How $z'$ is Calculated

VCS points on the near plane ( $z = -n$ ) map to CCS points on the line ${z' \over w'} = -1$, and VCS points on the far plane ( $z = -f$ ) map to CCS points on the line ${z' \over w'} = +1$.

From the transformation matrix:

$\begin{array}{rl} z' & = C z + D \\ w' & = -z \end{array}$

Substitute $z = -n$ to get one equation. Substitute $z = -f$ to get another equations.

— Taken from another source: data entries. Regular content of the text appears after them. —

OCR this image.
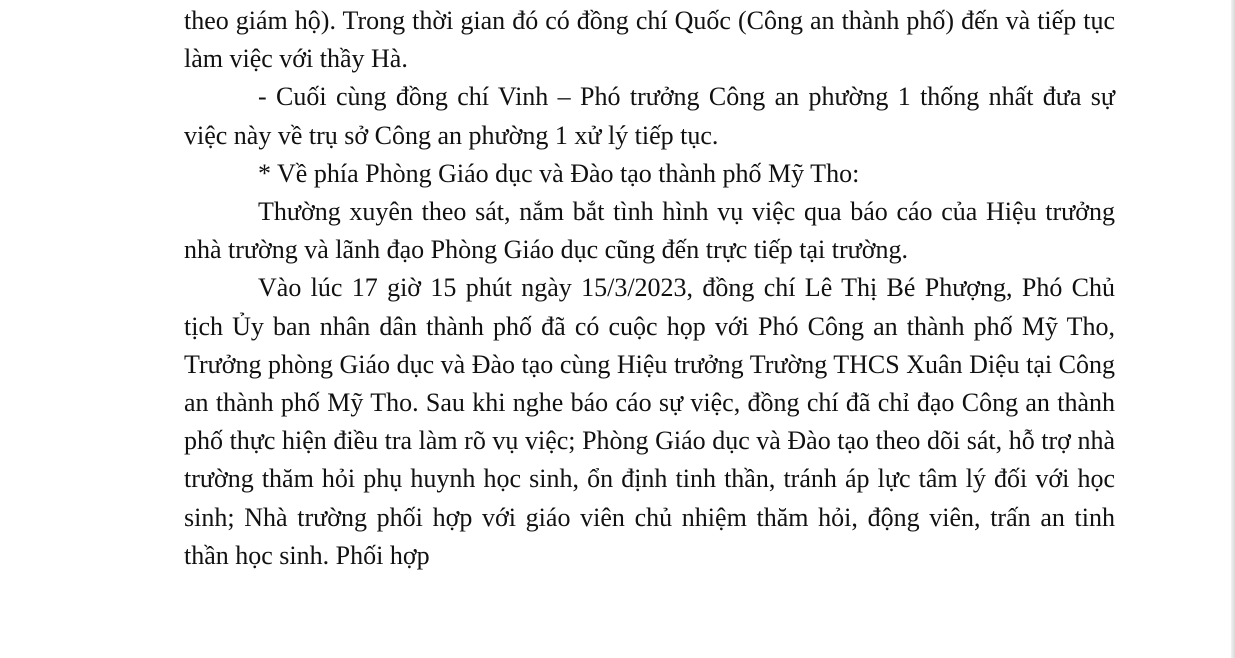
theo giám hộ). Trong thời gian đó có đồng chí Quốc (Công an thành phố) đến và tiếp tục làm việc với thầy Hà.

- Cuối cùng đồng chí Vinh – Phó trưởng Công an phường 1 thống nhất đưa sự việc này về trụ sở Công an phường 1 xử lý tiếp tục.

* Về phía Phòng Giáo dục và Đào tạo thành phố Mỹ Tho:

Thường xuyên theo sát, nắm bắt tình hình vụ việc qua báo cáo của Hiệu trưởng nhà trường và lãnh đạo Phòng Giáo dục cũng đến trực tiếp tại trường.

Vào lúc 17 giờ 15 phút ngày 15/3/2023, đồng chí Lê Thị Bé Phượng, Phó Chủ tịch Ủy ban nhân dân thành phố đã có cuộc họp với Phó Công an thành phố Mỹ Tho, Trưởng phòng Giáo dục và Đào tạo cùng Hiệu trưởng Trường THCS Xuân Diệu tại Công an thành phố Mỹ Tho. Sau khi nghe báo cáo sự việc, đồng chí đã chỉ đạo Công an thành phố thực hiện điều tra làm rõ vụ việc; Phòng Giáo dục và Đào tạo theo dõi sát, hỗ trợ nhà trường thăm hỏi phụ huynh học sinh, ổn định tinh thần, tránh áp lực tâm lý đối với học sinh; Nhà trường phối hợp với giáo viên chủ nhiệm thăm hỏi, động viên, trấn an tinh thần học sinh. Phối hợp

The unknowns are $C$ and $D$:

$\begin{array}{rl} {z' \over w'} & = {{C (-n) + D} \over n} \\ & = -C + {D \over n} \\ & = -1 \\ \\ {z' \over w'} & = {{C (-f) + D} \over f} \\ & = -C + {D \over f} \\ & = +1 \end{array}$

Solving the equations yields:

$\begin{array}{rl} C & = {f+n \over n-f} \\ D & = {2fn \over n-f} \end{array}$

The VCS-to-CCS Transformation Matrix

Bringing everything together:

$\pccs = \begin{bmatrix} {2n \over r-l} & 0 & {r+l \over r-l} & 0 \\ 0 & {2n \over t-b} & {t+b \over t-b} & 0 \\ 0 & 0 & {f+n \over n-f} & {2fn \over n-f} \\ 0 & 0 & -1 & 0 \end{bmatrix} \; \pvcs$

Other VCS-to-CCS transformation matrices exist. In particular, orthographic projection is sometimes used.

See functions frustum(), perspective(), and ortho() in 00-intro/src/linalg.cpp in openGL.zip.